Qu’est-ce qu’un auteur mondial ? Le champ littéraire transnational
Qu’est-ce qu’un auteur mondial ? Le champ littéraire transnational
Paris, EHESS ; Gallimard ; Seuil, 2024
Collection « Hautes études »
ISBN 978-2-02-156855-4
Comment se crée et se façonne le statut d’auteur mondialement reconnu, reconnaissance attestée par des traductions dans de nombreuses langues et des prix internationaux, comme le prix Nobel ? L’ouvrage de Gisèle Sapiro vise à élucider les conditions sociologiques et les dynamiques historiques de cette consécration. Son originalité est de se centrer sur les agents de l’intermédiation transculturelle, traducteurs ou agents littéraires, moins étudiés dans le champ transnational. Le livre défend une thèse : contrairement à une vision idéale de la « littérature mondiale », déjà mise à mal par Pascale Casanova dans La République mondiale des Lettres (Point, 1999), le champ littéraire transnational est traversé d’inégalités : les auteurs n’ont pas un accès égal à la consécration littéraire internationale pour des raisons sociales, politiques ou économiques qui ne tiennent pas à leur qualité littéraire, mais à divers facteurs comme leur nationalité ou plus encore à celle de leur éditeur (les auteurs sud-américains ou sénégalais ayant intérêt à être publiés en Espagne ou en France) ou en fonction du capital symbolique et social des intermédiaires culturels (éditeurs, agences, etc.) qui les promeuvent (chapitre 2, qui aurait été mieux placé en début ou fin d’ouvrage).
L’ouvrage, construit en quatre parties et dix chapitres, suit globalement une progression historique, de l’internationalisation des littératures nationales aux effets de la globalisation dans le champ littéraire. Il part de l’émergence de l’autorat à partir du XVIIIe siècle avec la mise en place des droits d’auteur ou une structuration internationale croissante des métiers d’auteur, de traducteur ou d’éditeur (chapitre 1, partie 1). C’est au XIXe siècle que se sont constituées les littératures nationales, la traduction y ayant joué un rôle longtemps minoré, et, au tournant du XXe siècle, que se sont structurés les échanges littéraires internationaux, à l’époque des expositions universelles ou de l’instauration du prix Nobel. Plusieurs formes d’internationalisme se développent après la Première Guerre mondiale : celui pacifiste promu par la Société des nations (SDN) et représenté par le Penclub, mais aussi des internationalismes communistes ou fascistes, matérialisés dans de nouvelles revues littéraires. Avec une intensification des traductions, se forme un canon transnational des littératures modernes concurrençant les canons nationaux (chapitre 3, partie 2).

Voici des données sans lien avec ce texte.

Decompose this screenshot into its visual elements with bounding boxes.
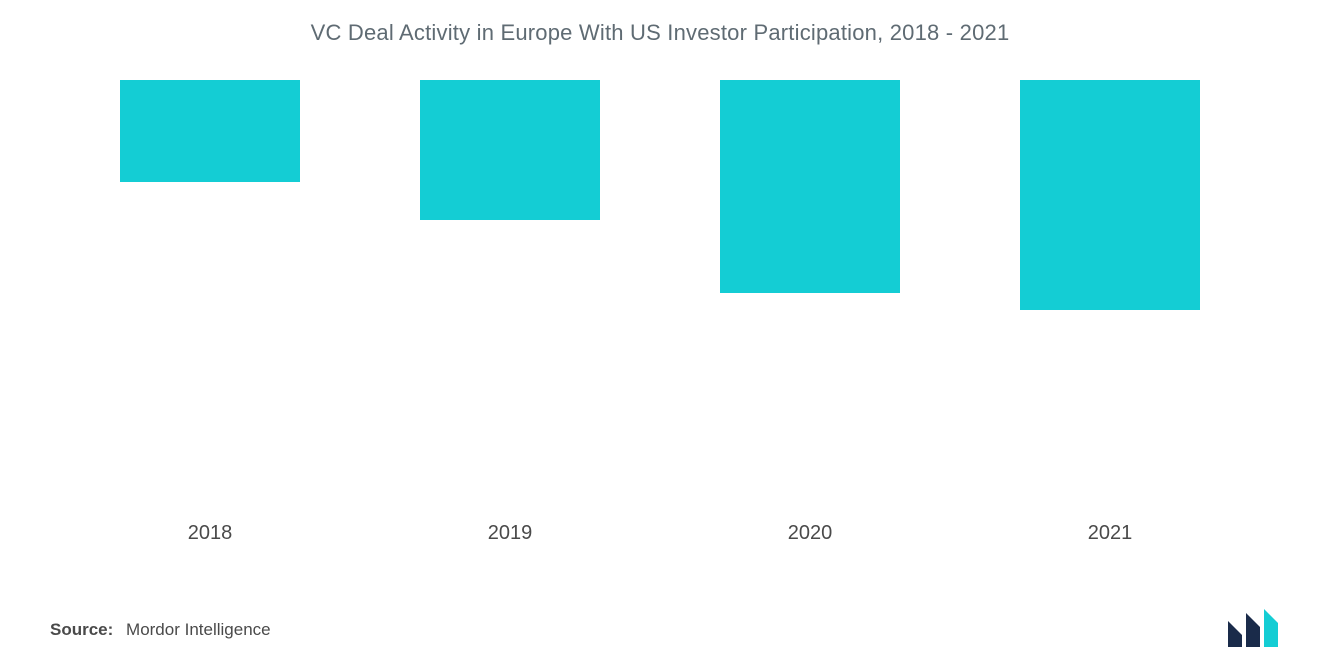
bar-slot	[960, 80, 1260, 505]
bar-slot	[360, 80, 660, 505]
source-label: Source:	[50, 620, 113, 639]
x-label: 2019	[360, 522, 660, 545]
mordor-logo-icon	[1228, 609, 1290, 647]
bar-2018	[120, 80, 300, 182]
chart-title: VC Deal Activity in Europe With US Inves…	[0, 0, 1320, 46]
bar-2019	[420, 80, 600, 220]
source-attribution: Source: Mordor Intelligence	[50, 620, 271, 640]
bar-slot	[60, 80, 360, 505]
bar-2021	[1020, 80, 1200, 310]
source-text: Mordor Intelligence	[126, 620, 271, 639]
x-label: 2020	[660, 522, 960, 545]
chart-plot-area	[60, 80, 1260, 505]
x-label: 2018	[60, 522, 360, 545]
bar-2020	[720, 80, 900, 293]
x-label: 2021	[960, 522, 1260, 545]
bar-slot	[660, 80, 960, 505]
x-axis-labels: 2018 2019 2020 2021	[60, 522, 1260, 545]
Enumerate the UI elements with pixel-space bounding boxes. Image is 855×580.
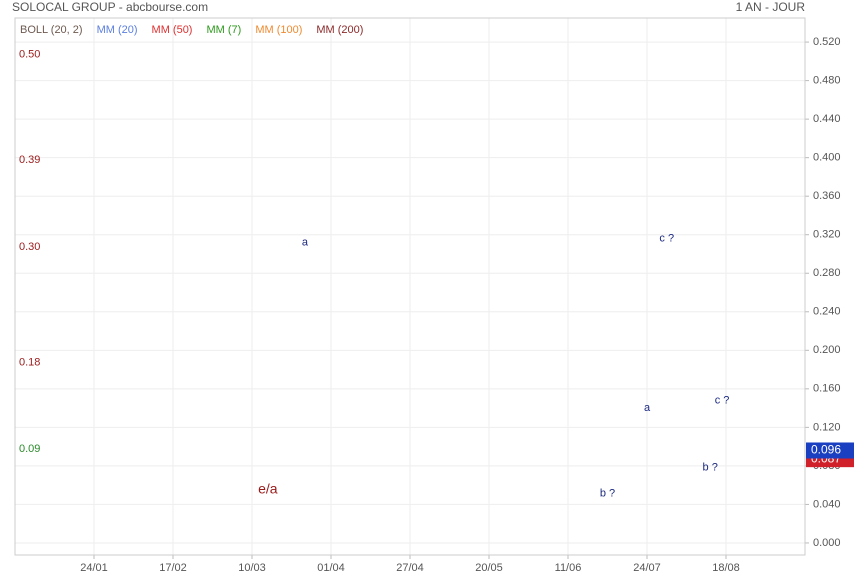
annotation: a (644, 402, 651, 414)
y-tick-label: 0.160 (813, 383, 841, 395)
price-tag (806, 442, 854, 459)
y-tick-label: 0.040 (813, 498, 841, 510)
annotation: e/a (258, 481, 278, 497)
y-tick-label: 0.400 (813, 152, 841, 164)
legend-entry: MM (20) (97, 24, 138, 36)
plot-frame (14, 17, 806, 556)
annotation: b ? (600, 488, 615, 500)
y-tick-label: 0.520 (813, 36, 841, 48)
y-tick-label: 0.000 (813, 537, 841, 549)
legend-entry: MM (100) (255, 24, 302, 36)
x-tick-label: 10/03 (238, 562, 266, 574)
x-tick-label: 24/07 (633, 562, 661, 574)
y-tick-label: 0.360 (813, 190, 841, 202)
legend-entry: MM (7) (206, 24, 241, 36)
level-label: 0.09 (19, 443, 40, 455)
legend-entry: MM (50) (152, 24, 193, 36)
price-tag-label: 0.096 (811, 443, 841, 457)
x-tick-label: 01/04 (317, 562, 345, 574)
chart-title: SOLOCAL GROUP - abcbourse.com (12, 0, 208, 14)
plot-background (15, 18, 805, 555)
y-tick-label: 0.480 (813, 75, 841, 87)
y-tick-label: 0.320 (813, 229, 841, 241)
x-tick-label: 20/05 (475, 562, 503, 574)
overlay: 0.0000.0400.0800.1200.1600.2000.2400.280… (19, 24, 854, 574)
level-label: 0.30 (19, 241, 40, 253)
y-tick-label: 0.440 (813, 113, 841, 125)
y-tick-label: 0.120 (813, 421, 841, 433)
y-tick-label: 0.280 (813, 267, 841, 279)
annotation: b ? (703, 462, 718, 474)
level-label: 0.18 (19, 356, 40, 368)
x-tick-label: 27/04 (396, 562, 424, 574)
legend-entry: BOLL (20, 2) (20, 24, 83, 36)
x-tick-label: 18/08 (712, 562, 740, 574)
x-tick-label: 11/06 (555, 562, 582, 574)
annotation: c ? (715, 394, 730, 406)
annotation: c ? (659, 232, 674, 244)
level-label: 0.39 (19, 154, 40, 166)
x-tick-label: 17/02 (159, 562, 187, 574)
y-tick-label: 0.200 (813, 344, 841, 356)
legend-entry: MM (200) (316, 24, 363, 36)
level-label: 0.50 (19, 48, 40, 60)
annotation: a (302, 236, 309, 248)
x-tick-label: 24/01 (80, 562, 108, 574)
period: 1 AN - JOUR (736, 0, 806, 14)
y-tick-label: 0.240 (813, 306, 841, 318)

C’est la période de prédominance relative de la France dans le pouvoir de consécration littéraire mondial : les jurés du Nobel suivent alors les choix de l’Académie française ou des prix littéraires français. Mais la particularité de cette hégémonie française est son ouverture internationale : les grandes maisons d’édition rivalisent dans la création de prestigieuses collections de littérature étrangères et ont joué un rôle déterminant dans la reconnaissance française, mais aussi internationale, de la littérature américaine dans l’entre-deux-guerres. À partir des archives de Gallimard, on découvre les coulisses de sa politique d’auteur et le travail des médiateurs (traducteurs ou préfaciers) pour importer l’œuvre de Faulkner en France, contribuant ainsi à sa reconnaissance couronnée par le prix Nobel en 1949 (chapitre 4, partie 2). Ce pouvoir de consécration transculturel se poursuit après-guerre « inventant » Borges, révélant des écrivains israéliens ou offrant une notoriété nationale et internationale à des auteurs discrédités dans leur pays comme Miller ou les dissidents soviétiques (chapitre 5, partie 3).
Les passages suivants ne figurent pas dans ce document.